Ábalos preso: a justiça que divide a cidadania

23 de June de 2026 Publicado | Traducido del español

O Supremo Tribunal condenou o ex-ministro José Luis Ábalos a 24 anos de prisão no caso Koldo. Seu filho Víctor expressou na televisão sua raiva e dor, afirmando que seu pai vai morrer na cadeia. Enquanto isso, o empresário Aldama, com uma condenação menor, não é preso. Essa disparidade gerou indignação e um forte mal-estar social pela percepção de desigualdade nas penas.

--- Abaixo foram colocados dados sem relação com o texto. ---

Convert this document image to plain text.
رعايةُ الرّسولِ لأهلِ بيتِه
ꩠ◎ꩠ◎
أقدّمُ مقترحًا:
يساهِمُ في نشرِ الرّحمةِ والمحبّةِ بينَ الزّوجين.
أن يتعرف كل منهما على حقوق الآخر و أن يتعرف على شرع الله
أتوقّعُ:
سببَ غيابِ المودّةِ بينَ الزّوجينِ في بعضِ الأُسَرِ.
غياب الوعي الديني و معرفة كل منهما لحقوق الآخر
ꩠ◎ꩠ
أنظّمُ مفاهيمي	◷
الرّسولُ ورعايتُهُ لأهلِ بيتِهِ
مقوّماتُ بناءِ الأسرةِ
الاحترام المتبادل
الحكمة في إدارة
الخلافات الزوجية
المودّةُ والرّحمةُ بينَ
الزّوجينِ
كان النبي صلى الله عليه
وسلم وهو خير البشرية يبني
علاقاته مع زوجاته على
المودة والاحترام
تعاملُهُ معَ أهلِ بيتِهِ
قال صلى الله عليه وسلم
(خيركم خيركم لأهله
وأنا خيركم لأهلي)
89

Cena de tribunal com um martelo se dividindo em duas metades, uma metade caindo sobre um relógio de luxo e a outra sobre uma algema, enquanto uma balança digital mostra pesos desiguais, visualização foto-realista cinematográfica, iluminação dramática claro-escuro, piso de mármore rachado abaixo, sombras de um pai e filho se abraçando ao fundo, recortes de jornal flutuando com texto desfocado, reflexos metálicos no martelo, texturas ultra-detalhadas, tensão emocional, estética industrial de alto contraste

O algoritmo judicial: quando a tecnologia não resolve a desigualdade ⚖️

No âmbito do desenvolvimento de software judicial, a atribuição de penas poderia se beneficiar de sistemas de apoio à decisão baseados em dados. Um algoritmo treinado com milhares de sentenças anteriores permitiria avaliar a coerência das condenações, detectando vieses na aplicação da lei. No entanto, a implementação de inteligência artificial em tribunais exige transparência e auditoria constante. Caso contrário, corre-se o risco de automatizar a injustiça em vez de corrigi-la, replicando padrões de desigualdade que a cidadania já percebe em casos como o de Ábalos.

A vara de medir: um artigo de luxo para certos condenados 📏

A justiça espanhola parece ter uma vara de medir com desconto para empresários e outra de ouro maciço para políticos. Aldama, com menos anos de condenação, desfruta de sua liberdade enquanto Ábalos se prepara para uma longa estadia. Talvez o sistema judicial devesse vender suas varas na Amazon, com entrega Prime, para que todos tenham o mesmo modelo. Ou melhor, que os juízes usem um aplicativo que unifique critérios, embora com certeza alguém encontraria um bug para furar a fila.